US, Micronesia deepen political and economic ties
Deal is likely to be a blow to China, which has made a concerted effort to increase its influence in Micronesia.
The United States has reached a deal with Micronesia to extend decades-old political and security ties, as China attempts to build influence in the region.
State Department officials said on Wednesday that three documents related to Micronesia’s Compacts of Free Association (COFA) with the United States had been signed in Pohnpei, signalling the extension of a 20-year-old arrangement that gives the island nation defence and security guarantees, and Washington the right to locate military facilities across a swath of the central Pacific.
The signing marked “the successful conclusion of negotiations with FSM regarding the extension of compacts-related economic assistance” and was “a major milestone” in relations, the State Department said in a statement.

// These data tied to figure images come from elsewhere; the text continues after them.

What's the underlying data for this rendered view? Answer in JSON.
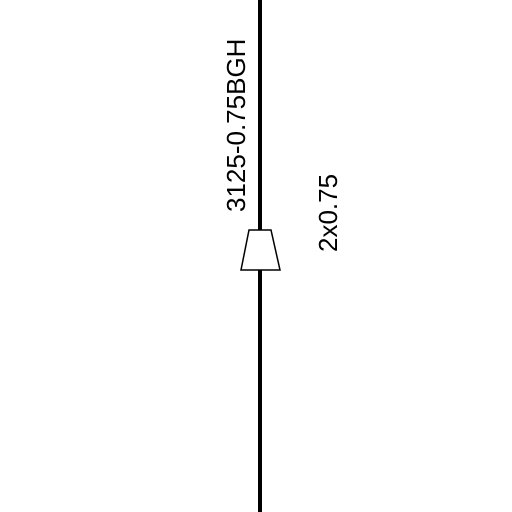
{
  "diagram": {
    "cable_label": "3125-0.75BGH",
    "cable_spec": "2x0.75",
    "colors": {
      "line": "#000000",
      "background": "#ffffff",
      "text": "#000000"
    },
    "symbols": {
      "connector": "tapered-connector-icon"
    }
  }
}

The signing of the agreements will be a blow to China, which has made a concerted effort to increase its influence in Micronesia, prompting unease among some local politicians.
Then-president David Panuelo in March accused China of engaging in bribery, harassment and espionage as it tried to boost its influence.
Beijing, he told parliament, had “demonstrated a keen capability to undermine our sovereignty, rejects our values, and uses our elected and senior officials for their own purposes”.
Among the dramatic allegations, Panuelo claimed his cabinet colleagues transmitted recordings of bilateral meetings directly to China, and officials were bribed.
“We are bribed to be complicit and bribed to be silent. That’s a heavy word, but it’s an accurate description regardless,” he said.
US talks on the compacts have been taking place for years, alongside similar agreements with neighbouring Palau and the Marshall Islands.
A renewal agreement with Palau was announced on Monday, but talks with the Marshall Islands have been more difficult because of the legacy of nuclear weapons testing on the Pacific archipelago more than 70 years ago.
The United States detonated 67 nuclear bombs in the Marshall Islands between 1946 and 1958, and the health and environmental effects are still felt today.
Marshall Islands negotiators first want the United States to pay more of the compensation awarded by the international Nuclear Claims Tribunal, totalling just over $3bn, of which about $270m has been paid so far.
Taylor Ruggles, the US State Department’s Pacific Island Affairs director, said on Wednesday that talks with the Marshall Islands were “advancing”.
“Clearly the renewal of the compacts is important for the administration,” said Ruggles, adding that the agreements still have to be “funded and approved” by the US Congress.
He described Micronesia, Palau and the Marshall Islands as “some of our closest partners in the Pacific”. The Marshall Islands agreement expires at the end of 2023.